Am 11. November war in Höhe Alt-Biesdorf 67 / Ecke Braunsdorfstraße eine rund 15 Zentimeter große Stahl-Trinkwasserleitung geborsten. Der Schaden wurde zwar noch in der gleichen Nacht behoben, doch entschlossen sich die Wasserbetriebe im Anschluss, die Schadstelle umfassender zu sanieren:
Neben dem beschädigten Rohr wurde auch eine direkt daneben verlaufende, deutlich größere Trinkwasserleitung vorsorglich über eine Länge von jeweils rund 25 Metern erneuert.
Diese Arbeiten sind inzwischen abgeschlossen. „Heute wird noch ein beim Rohrbruch beschädigter Gully erneuert, und parallel beginnt der Straßenbauer bereits mit dem Verfüllen der Gräben“, so Natz.

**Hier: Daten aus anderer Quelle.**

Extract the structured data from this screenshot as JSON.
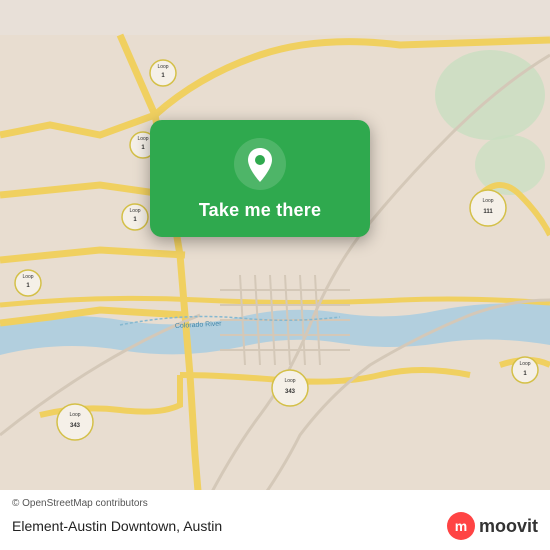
{
  "map": {
    "background_color": "#e8ddd0",
    "attribution": "© OpenStreetMap contributors"
  },
  "popup": {
    "label": "Take me there",
    "bg_color": "#2fa94e",
    "pin_color": "#ffffff"
  },
  "bottom_bar": {
    "copyright": "© OpenStreetMap contributors",
    "location_name": "Element-Austin Downtown, Austin"
  },
  "moovit": {
    "text": "moovit"
  }
}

Bevor jedoch die endgültige Wiederherstellung der Fahrbahn beginnen kann, muss das Labor die Keimfreiheit der Trinkwasserleitung bestätigen – ein Standardverfahren, da die Leitungen als „Lebensmittelverpackung“ gelten. Mit dem Ergebnis wird am Freitag gerechnet.
Erst danach kann der Straßenbau in mehreren Schichten erfolgen. Die vollständige Freigabe der Spur wird daher für Mitte der kommenden Woche erwartet.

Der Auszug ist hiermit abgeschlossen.